Went for a walk to Wistman's Wood on Dartmoor on New Year's Eve. This sketch was made a few days after I arrived back but doesn't really capture the twisted and weather beaten character of the trees in one of the countries highest oak woodlands. It was just a quick sketch one lunchtime to go with the following poem.


Post Christmas thunder and heavy rain clouds
Tightly wrapped coats amidst chilled wind
Well trodden path along granite hillside
Sheep: colour washed with blue.

Walkers passed with damp muddy dogs
Across boggy boulder strewn moorland
The distant wood dwarfed by higher conifers
Anticipation of discovery drives me onward.
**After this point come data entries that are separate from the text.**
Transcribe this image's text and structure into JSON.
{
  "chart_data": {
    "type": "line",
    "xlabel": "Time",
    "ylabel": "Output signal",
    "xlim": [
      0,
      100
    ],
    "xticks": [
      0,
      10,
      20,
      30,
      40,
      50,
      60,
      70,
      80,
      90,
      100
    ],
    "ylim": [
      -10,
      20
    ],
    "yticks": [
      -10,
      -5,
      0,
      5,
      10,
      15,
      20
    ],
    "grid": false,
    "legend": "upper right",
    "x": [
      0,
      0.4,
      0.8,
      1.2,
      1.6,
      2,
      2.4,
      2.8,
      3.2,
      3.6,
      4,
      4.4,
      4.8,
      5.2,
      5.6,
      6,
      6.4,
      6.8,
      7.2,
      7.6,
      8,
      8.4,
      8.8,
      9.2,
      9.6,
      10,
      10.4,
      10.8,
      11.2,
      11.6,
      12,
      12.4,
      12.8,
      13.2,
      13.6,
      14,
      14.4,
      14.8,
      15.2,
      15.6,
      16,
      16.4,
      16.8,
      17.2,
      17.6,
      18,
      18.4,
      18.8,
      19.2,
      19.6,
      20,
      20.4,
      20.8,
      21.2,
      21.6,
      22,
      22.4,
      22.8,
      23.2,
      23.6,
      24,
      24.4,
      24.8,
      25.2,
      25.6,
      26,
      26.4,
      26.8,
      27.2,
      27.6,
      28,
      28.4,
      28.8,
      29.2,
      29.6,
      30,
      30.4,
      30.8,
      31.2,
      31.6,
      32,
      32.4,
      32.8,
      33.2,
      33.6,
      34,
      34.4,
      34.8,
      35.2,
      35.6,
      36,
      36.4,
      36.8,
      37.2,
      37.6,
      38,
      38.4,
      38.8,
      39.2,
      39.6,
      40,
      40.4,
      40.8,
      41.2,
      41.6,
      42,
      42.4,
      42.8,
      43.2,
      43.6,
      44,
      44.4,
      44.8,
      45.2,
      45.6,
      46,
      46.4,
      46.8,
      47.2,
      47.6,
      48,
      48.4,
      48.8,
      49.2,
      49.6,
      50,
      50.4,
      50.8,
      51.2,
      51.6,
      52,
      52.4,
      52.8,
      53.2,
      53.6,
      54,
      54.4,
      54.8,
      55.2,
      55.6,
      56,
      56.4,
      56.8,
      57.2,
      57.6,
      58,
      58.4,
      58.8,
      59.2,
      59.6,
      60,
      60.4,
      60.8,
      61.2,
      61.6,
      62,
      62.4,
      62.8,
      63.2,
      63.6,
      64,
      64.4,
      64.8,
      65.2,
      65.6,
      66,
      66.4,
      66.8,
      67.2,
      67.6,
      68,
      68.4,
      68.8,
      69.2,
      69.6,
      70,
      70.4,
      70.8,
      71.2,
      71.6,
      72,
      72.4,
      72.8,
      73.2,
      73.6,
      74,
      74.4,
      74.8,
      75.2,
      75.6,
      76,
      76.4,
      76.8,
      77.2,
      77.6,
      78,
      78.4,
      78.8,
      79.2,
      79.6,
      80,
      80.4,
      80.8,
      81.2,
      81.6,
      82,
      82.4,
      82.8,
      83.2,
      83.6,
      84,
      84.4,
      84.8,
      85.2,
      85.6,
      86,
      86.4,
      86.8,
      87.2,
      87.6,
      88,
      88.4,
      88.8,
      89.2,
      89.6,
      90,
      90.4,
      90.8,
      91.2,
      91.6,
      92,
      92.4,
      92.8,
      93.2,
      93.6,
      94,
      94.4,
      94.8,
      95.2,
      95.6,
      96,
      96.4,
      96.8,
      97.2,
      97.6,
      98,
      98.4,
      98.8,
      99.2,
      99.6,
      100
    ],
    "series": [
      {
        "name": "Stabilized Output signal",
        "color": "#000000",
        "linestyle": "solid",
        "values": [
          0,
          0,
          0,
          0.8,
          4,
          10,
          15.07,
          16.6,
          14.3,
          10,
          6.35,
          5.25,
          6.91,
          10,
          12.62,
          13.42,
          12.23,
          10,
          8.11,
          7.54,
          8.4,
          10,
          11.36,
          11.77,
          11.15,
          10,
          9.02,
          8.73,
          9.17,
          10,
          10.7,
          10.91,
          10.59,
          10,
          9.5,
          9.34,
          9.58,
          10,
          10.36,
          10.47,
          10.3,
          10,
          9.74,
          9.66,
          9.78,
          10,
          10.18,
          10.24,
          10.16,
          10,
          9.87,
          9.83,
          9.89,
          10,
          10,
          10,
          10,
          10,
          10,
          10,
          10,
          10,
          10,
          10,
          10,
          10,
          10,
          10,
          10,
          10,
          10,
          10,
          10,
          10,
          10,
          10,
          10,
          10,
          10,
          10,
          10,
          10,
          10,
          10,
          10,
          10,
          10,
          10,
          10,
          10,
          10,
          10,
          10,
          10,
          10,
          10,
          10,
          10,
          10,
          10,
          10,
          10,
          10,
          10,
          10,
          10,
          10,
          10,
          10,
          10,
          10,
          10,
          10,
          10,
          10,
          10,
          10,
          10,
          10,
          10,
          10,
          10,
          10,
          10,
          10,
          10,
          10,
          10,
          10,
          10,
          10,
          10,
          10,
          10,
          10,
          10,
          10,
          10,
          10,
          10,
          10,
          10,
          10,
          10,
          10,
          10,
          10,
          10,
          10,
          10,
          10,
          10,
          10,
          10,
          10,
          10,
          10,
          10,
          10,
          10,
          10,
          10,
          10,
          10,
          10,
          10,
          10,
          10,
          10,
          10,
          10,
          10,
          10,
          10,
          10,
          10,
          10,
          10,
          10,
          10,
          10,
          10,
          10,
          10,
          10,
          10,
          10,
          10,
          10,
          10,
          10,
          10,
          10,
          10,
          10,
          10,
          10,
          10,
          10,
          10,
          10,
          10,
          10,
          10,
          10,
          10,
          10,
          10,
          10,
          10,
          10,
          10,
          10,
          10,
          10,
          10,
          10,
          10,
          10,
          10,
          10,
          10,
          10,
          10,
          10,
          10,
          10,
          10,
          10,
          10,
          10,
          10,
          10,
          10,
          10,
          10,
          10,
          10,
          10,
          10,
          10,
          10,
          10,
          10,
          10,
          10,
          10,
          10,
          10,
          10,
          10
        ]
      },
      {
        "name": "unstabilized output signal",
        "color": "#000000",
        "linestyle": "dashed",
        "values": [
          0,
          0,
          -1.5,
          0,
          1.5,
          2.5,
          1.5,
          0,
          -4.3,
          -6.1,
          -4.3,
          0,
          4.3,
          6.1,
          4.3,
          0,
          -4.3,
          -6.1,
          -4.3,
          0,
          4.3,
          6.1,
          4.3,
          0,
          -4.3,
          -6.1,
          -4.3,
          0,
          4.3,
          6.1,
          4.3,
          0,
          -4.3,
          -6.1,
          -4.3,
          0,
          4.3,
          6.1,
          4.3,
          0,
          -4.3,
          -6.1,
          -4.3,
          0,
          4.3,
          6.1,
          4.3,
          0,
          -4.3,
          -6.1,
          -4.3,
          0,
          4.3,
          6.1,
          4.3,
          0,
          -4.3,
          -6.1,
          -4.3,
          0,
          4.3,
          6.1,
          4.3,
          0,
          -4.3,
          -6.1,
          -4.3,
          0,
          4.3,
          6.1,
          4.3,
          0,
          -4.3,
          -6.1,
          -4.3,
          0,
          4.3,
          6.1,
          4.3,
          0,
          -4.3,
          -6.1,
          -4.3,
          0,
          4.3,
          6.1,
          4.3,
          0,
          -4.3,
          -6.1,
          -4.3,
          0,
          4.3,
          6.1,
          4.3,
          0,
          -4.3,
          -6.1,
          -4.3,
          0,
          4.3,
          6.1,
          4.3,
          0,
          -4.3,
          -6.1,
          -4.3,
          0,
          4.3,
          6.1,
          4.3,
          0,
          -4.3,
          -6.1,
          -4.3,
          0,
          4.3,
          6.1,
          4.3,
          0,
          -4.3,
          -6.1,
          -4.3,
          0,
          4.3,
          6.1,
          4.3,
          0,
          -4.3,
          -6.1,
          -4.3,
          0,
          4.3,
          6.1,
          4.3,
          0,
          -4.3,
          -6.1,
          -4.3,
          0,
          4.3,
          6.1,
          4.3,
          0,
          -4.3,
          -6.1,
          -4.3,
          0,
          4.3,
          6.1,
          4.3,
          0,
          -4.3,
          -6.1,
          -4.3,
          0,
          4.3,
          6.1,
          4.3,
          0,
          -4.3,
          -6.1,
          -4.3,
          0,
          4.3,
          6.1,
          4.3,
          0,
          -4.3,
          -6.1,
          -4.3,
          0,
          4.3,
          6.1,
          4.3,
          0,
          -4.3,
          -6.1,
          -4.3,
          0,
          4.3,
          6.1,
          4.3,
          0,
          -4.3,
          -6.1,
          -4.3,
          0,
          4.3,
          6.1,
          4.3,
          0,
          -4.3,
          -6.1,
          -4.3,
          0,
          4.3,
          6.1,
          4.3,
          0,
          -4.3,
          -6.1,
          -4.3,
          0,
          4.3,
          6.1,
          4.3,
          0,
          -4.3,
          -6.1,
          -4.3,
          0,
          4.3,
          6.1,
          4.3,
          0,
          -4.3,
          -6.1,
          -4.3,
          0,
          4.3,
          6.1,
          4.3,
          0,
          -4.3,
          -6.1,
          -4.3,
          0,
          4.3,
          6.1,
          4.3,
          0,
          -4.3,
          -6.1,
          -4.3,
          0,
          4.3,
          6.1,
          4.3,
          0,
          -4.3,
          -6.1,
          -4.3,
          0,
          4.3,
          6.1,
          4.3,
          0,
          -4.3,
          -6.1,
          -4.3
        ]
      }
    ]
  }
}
Centuries old trees, battered and bruised
One of Britains highest oak woods lies
On a bleak clitter strewn hillside
Where no man nor beast would roam.

Stunted and twisted the trees arise
From between close-knit weathered boulders
Mosses, ferns and lichens
Embedded on rain soaked branches.

History has left this wood untouched
But for curious wanderers, witches and druids
The makers of legends and those
Who seek its artistic inspiration.

A fragile habitat - I shall not enter
To clamber over the rocks and gawp
I have nothing to offer in return and
One less intrusion just might be appreciated.